Event Details
Date & Time:
Fri September 26, 2014 - Fri December 5, 2014
Location:
The Block Museum of Art
40 Arts Circle Drive
Evanston, IL 60208
Audience:
Open to the public
Details:
2014 marks the centennial of Henri Langlois, one of the most important figures in the history of cinema. Langlois was a co-founder, director and curator of the Cinémathèque Française, one of the world’s most important and celebrated film archives. Born in the ancient port city of Smyrna (now İzmir, Turkey) to French parents in 1914, he fled with his family to Paris in the early 1920s during the Greco-Turkish war. In Paris he fell under the spell of cinema, attending and later hosting screenings in his family’s apartment, and even storing cans of film in the bathtub. In the 1930s Langlois started a ciné-club with his friend, future director and fellow cinéphile Georges Franju, eventually co-founding the Cinémathèque Française in 1936, which was dedicated to collecting, preserving, and screening films. Throughout Langlois’ 40-year career, he was responsible for saving countless films, whether from destruction by the Nazis or from decay due to indifference and neglect. Langlois was brilliant, charming, eccentric, obsessive, and at times difficult, but always passionate about the art of cinema. Attempts by the French government to oust him in 1968 led to a campaign by Françoise Truffaut and others to reinstate him and letters of support for Henri flooded in from the likes of Chaplin, Welles, Kubrick and many more. The “Langlois Affair” also resulted in heated demonstrations by the many loyal “children of the Cinémathèque” which sparked the larger youth-led protests in the streets of Paris in May of 1968. Langlois was reinstated and continued to run the Cinémathèque along with his partner, Mary Meerson until his death in 1977.

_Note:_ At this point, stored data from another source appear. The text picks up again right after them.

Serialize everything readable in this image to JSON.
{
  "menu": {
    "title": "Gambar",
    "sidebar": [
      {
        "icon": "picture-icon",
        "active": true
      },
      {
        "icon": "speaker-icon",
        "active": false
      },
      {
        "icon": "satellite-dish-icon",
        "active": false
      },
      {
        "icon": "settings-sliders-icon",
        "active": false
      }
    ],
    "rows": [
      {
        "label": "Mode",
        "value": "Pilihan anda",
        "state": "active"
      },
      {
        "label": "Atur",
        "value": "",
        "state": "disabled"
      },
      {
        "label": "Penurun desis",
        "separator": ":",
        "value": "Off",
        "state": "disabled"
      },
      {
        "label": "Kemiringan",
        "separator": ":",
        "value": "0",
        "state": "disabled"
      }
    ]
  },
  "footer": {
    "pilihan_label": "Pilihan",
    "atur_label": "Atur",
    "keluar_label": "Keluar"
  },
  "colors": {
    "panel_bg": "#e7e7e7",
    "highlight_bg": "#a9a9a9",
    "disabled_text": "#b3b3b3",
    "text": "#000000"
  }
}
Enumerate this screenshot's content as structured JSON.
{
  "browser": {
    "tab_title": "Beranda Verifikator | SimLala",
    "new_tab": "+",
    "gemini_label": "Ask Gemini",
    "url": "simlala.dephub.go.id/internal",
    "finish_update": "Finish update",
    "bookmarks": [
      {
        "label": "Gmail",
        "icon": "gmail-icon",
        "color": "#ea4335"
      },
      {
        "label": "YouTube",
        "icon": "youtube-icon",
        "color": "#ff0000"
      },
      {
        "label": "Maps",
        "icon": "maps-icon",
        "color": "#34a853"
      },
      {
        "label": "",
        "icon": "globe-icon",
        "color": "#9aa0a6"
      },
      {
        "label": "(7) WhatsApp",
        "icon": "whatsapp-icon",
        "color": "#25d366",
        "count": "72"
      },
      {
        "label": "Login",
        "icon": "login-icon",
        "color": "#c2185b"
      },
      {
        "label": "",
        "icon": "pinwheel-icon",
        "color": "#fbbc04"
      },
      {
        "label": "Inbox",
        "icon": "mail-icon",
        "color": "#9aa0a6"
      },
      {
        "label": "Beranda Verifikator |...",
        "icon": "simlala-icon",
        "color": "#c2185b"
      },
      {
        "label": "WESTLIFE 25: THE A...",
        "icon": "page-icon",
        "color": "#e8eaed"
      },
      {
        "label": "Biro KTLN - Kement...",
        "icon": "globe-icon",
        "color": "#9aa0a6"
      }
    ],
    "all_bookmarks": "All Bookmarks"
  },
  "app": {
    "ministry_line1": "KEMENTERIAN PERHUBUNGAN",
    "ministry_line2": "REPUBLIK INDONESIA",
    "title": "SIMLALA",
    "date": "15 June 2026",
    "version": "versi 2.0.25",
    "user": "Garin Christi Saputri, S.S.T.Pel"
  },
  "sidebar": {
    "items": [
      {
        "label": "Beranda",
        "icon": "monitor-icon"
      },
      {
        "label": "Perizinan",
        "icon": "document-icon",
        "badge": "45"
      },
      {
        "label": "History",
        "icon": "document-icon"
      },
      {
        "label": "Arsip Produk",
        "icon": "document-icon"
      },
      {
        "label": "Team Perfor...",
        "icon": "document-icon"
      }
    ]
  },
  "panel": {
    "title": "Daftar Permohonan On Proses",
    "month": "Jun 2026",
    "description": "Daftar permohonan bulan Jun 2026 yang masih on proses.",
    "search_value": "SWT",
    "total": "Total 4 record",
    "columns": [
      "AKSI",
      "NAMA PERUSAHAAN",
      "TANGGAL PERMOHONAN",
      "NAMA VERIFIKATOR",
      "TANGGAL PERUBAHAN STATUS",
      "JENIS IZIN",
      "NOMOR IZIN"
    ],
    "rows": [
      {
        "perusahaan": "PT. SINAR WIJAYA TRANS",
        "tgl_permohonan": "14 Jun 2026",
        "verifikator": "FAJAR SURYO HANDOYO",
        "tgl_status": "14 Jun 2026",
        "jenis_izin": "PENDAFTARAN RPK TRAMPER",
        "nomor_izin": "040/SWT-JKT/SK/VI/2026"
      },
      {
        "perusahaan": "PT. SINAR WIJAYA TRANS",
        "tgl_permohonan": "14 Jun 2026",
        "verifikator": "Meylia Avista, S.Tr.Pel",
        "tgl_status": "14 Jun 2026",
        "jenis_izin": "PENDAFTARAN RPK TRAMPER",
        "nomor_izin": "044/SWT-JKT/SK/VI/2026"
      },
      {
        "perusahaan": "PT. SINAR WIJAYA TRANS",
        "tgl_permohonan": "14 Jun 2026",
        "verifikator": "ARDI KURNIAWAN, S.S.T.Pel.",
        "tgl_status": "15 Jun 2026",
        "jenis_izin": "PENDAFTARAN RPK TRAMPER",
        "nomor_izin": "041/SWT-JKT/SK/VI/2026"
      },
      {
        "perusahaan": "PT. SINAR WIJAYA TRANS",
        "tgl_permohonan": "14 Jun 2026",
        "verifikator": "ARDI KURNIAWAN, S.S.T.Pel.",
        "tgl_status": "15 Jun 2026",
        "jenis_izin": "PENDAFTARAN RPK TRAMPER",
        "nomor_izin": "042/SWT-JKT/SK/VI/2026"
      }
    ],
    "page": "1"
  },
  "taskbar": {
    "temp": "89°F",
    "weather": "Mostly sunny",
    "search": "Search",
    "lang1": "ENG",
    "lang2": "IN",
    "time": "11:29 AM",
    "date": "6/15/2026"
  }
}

Henri Langlois inspired a generation of writers, scholars, curators and directors through his preservation work, his legendary screenings and cinema museum. Block Cinema will pay homage to Langlois through an eclectic selection of works showcasing many of the films and filmmakers he championed.
With support from the Institut Français, The Cultural Services of the French Embassy in New York, and the Cultural Service at the Consulate General of France in Chicago.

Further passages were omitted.